On this day in 1797 the German poet Heinrich Heine was born in Dusseldorf. Heine’s early lyrical poetry was well received and often set to music by, amongst others, Haydn and Schubert.
Later on he moved to Paris and distanced himself from Romanticism by adding irony and satire into his poetry, sometimes mocking the sentimental-romantic awe of nature in the work of his contemporaries. In Paris, Heine became friends with Karl Marx and shared some of his views. Many years later his work was banned by the Nazis.
Some of his writing seems oddly prophetic: “A play will be performed in Germany which will make the French Revolution look like an innocent idyll.” And “Where books are burned, then in the end people will be burned too”.
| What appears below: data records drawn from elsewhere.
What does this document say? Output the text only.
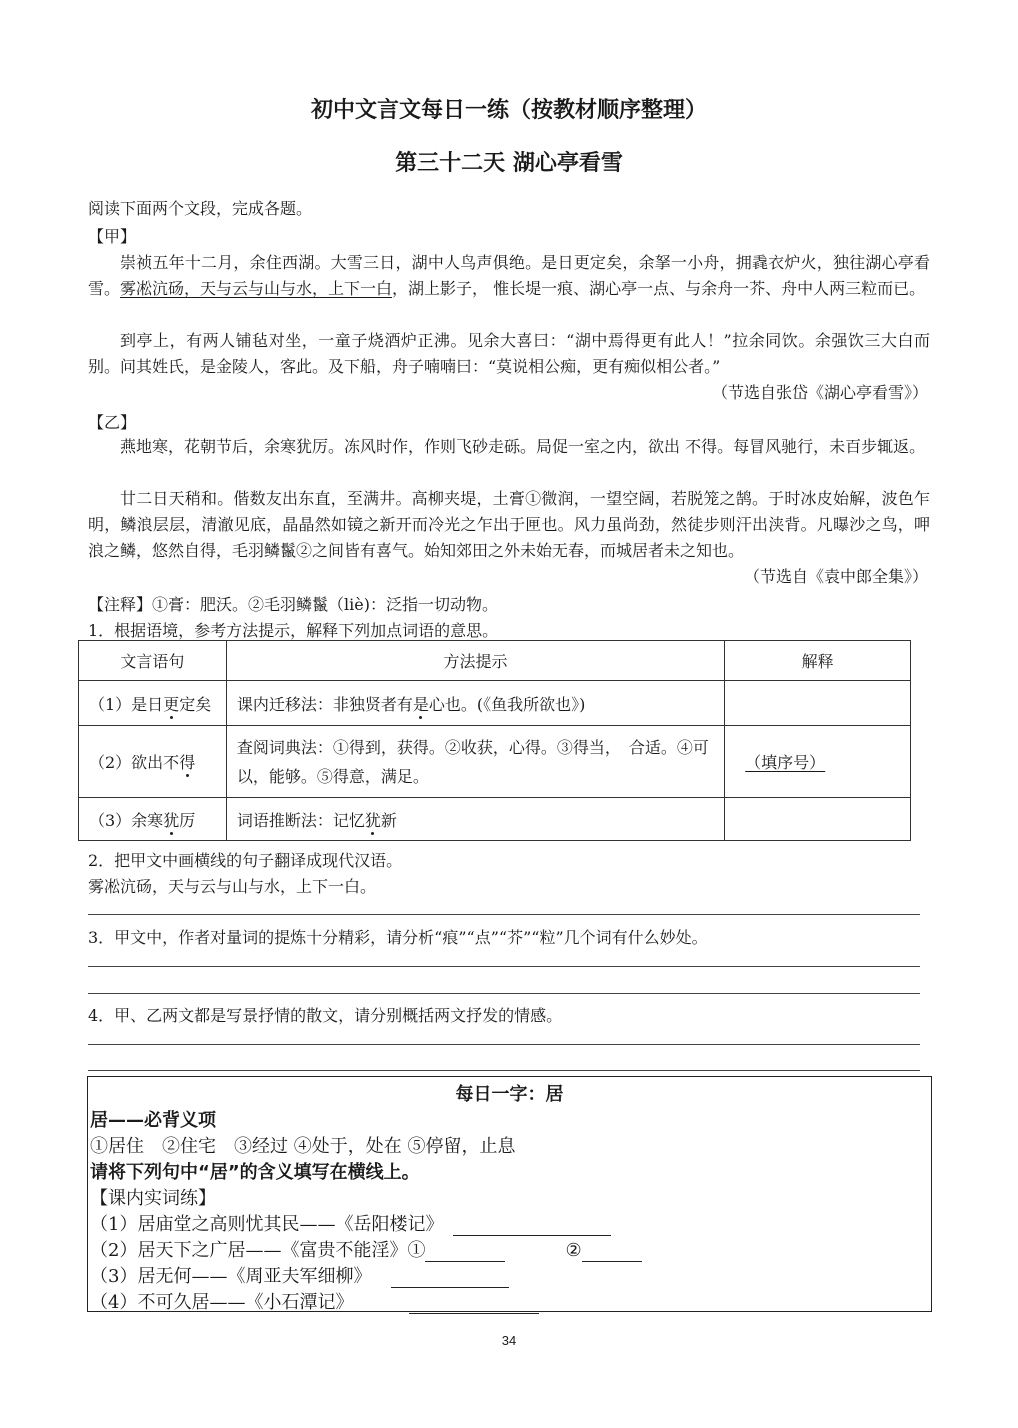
初中文言文每日一练（按教材顺序整理）
第三十二天 湖心亭看雪
阅读下面两个文段，完成各题。
【甲】
崇祯五年十二月，余住西湖。大雪三日，湖中人鸟声俱绝。是日更定矣，余拏一小舟，拥毳衣炉火，独往湖心亭看雪。雾凇沆砀，天与云与山与水，上下一白，湖上影子， 惟长堤一痕、湖心亭一点、与余舟一芥、舟中人两三粒而已。
到亭上，有两人铺毡对坐，一童子烧酒炉正沸。见余大喜曰：“湖中焉得更有此人！”拉余同饮。余强饮三大白而别。问其姓氏，是金陵人，客此。及下船，舟子喃喃曰：“莫说相公痴，更有痴似相公者。”
（节选自张岱《湖心亭看雪》）
【乙】
燕地寒，花朝节后，余寒犹厉。冻风时作，作则飞砂走砾。局促一室之内，欲出 不得。每冒风驰行，未百步辄返。
廿二日天稍和。偕数友出东直，至满井。高柳夹堤，土膏①微润，一望空阔，若脱笼之鹄。于时冰皮始解，波色乍明，鳞浪层层，清澈见底，晶晶然如镜之新开而冷光之乍出于匣也。风力虽尚劲，然徒步则汗出浃背。凡曝沙之鸟，呷浪之鳞，悠然自得，毛羽鳞鬣②之间皆有喜气。始知郊田之外未始无春，而城居者未之知也。
（节选自《袁中郎全集》）
【注释】①膏：肥沃。②毛羽鳞鬣（liè)：泛指一切动物。
1．根据语境，参考方法提示，解释下列加点词语的意思。
文言语句	方法提示	解释
（1）是日更定矣	课内迁移法：非独贤者有是心也。(《鱼我所欲也》)	
（2）欲出不得	查阅词典法：①得到，获得。②收获，心得。③得当，　合适。④可以，能够。⑤得意，满足。	（填序号）
（3）余寒犹厉	词语推断法：记忆犹新	
2．把甲文中画横线的句子翻译成现代汉语。
雾凇沆砀，天与云与山与水，上下一白。
3．甲文中，作者对量词的提炼十分精彩，请分析“痕”“点”“芥”“粒”几个词有什么妙处。
4．甲、乙两文都是写景抒情的散文，请分别概括两文抒发的情感。
每日一字：居
居——必背义项
①居住　②住宅　③经过 ④处于，处在 ⑤停留，止息
请将下列句中“居”的含义填写在横线上。
【课内实词练】
（1）居庙堂之高则忧其民——《岳阳楼记》
（2）居天下之广居——《富贵不能淫》①	②
（3）居无何——《周亚夫军细柳》
（4）不可久居——《小石潭记》
34
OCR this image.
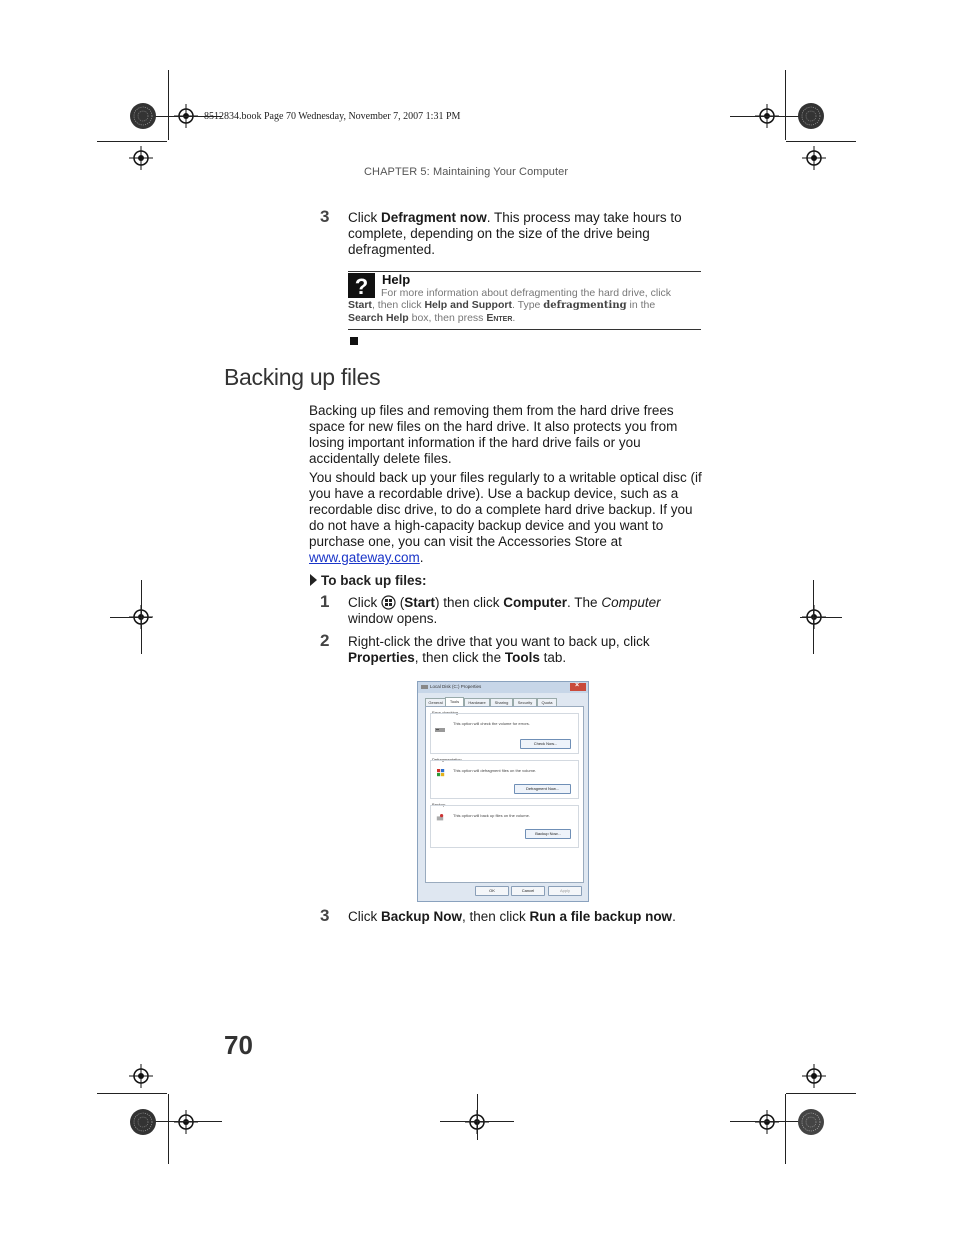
8512834.book Page 70 Wednesday, November 7, 2007 1:31 PM
CHAPTER 5: Maintaining Your Computer
3 Click Defragment now. This process may take hours to complete, depending on the size of the drive being defragmented.
? Help
For more information about defragmenting the hard drive, click
Start, then click Help and Support. Type defragmenting in the
Search Help box, then press Enter.
Backing up files
Backing up files and removing them from the hard drive frees space for new files on the hard drive. It also protects you from losing important information if the hard drive fails or you accidentally delete files.
You should back up your files regularly to a writable optical disc (if you have a recordable drive). Use a backup device, such as a recordable disc drive, to do a complete hard drive backup. If you do not have a high-capacity backup device and you want to purchase one, you can visit the Accessories Store at www.gateway.com.
To back up files:
1 Click  (Start) then click Computer. The Computer window opens.
2 Right-click the drive that you want to back up, click Properties, then click the Tools tab.
Local Disk (C:) Properties	×
General	Tools	Hardware	Sharing	Security	Quota
Error-checking
This option will check the volume for errors.
Check Now...
Defragmentation
This option will defragment files on the volume.
Defragment Now...
Backup
This option will back up files on the volume.
Backup Now...
OK	Cancel	Apply
3 Click Backup Now, then click Run a file backup now.
70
Here is one of his best known poems from his lyrical period, Lorelei, translated by A S Kline:
I don’t know what it could mean,
Or why I’m so sad: I find,
A fairy-tale, from times unseen,
Won’t vanish from my mind.
The air is cool and it darkens,
And quiet flows the Rhine:
The tops of the mountains sparkle,
In evening’s after-shine.
The loveliest of maidens,
She’s wonderful, sits there,
Her golden jewels glisten,
She combs her golden hair.
She combs it with a comb of gold,
And sings a song as well:
Its strangeness too is old
And casts a powerful spell.
It grips the boatman in his boat
With a wild pang of woe:
He only looks up to the heights,
Can’t see the rocks below.
The waves end by swallowing
The boat and its boatman,
That’s what, by her singing,
The Lorelei has done.
Today I ask that I am steadfast in pursuing my goals in life and not be lured from them by the Lorelei of instant gratification.